Ce qui nous importe ici c’est de comprendre la position de l’actuel gouvernement quant aux tenants et aboutissants de ces événements, et de son attitude envers les manifestants.

En ce qui concerne ces mouvements, le Premier ministre, Hamadi Jebali, les considère légitimes, d’un certain point de vue celui d’un pays qui découvre la démocratie et qui s’en enorgueillit soulignant que la Tunisie est classée Première dans le monde arabe. Tant mieux pour nous tous, citoyens tunisiens qui avions tant souffert de la dictature.

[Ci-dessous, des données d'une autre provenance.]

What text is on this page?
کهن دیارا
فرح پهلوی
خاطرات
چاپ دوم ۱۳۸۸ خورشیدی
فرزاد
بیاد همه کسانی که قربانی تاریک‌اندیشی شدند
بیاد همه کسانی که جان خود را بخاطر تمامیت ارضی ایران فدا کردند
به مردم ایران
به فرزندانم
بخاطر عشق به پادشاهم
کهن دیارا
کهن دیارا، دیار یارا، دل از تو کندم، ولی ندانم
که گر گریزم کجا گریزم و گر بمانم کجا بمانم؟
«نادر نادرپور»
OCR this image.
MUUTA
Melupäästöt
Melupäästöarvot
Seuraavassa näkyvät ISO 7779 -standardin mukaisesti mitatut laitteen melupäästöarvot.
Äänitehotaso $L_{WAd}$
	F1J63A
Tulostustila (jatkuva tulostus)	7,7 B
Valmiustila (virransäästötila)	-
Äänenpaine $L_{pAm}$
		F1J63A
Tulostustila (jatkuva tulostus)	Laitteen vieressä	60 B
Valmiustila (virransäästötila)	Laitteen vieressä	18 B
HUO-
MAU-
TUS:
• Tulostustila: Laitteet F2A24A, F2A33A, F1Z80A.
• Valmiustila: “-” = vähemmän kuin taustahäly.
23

Mais, et sans s’en prendre à des partis politiques sur la scène, alors que d’autres dirigeants d’Ennahdha avaient explicitement accusé les extrémistes de gauche d’être derrière ces manifestations, Hamadi Jebali a évoqué, hier dans une interview accordée à 3 chaines tunisiennes, des parties locales aidées de l’extérieur et qui seraient en train de mettre de l’huile sur le feu.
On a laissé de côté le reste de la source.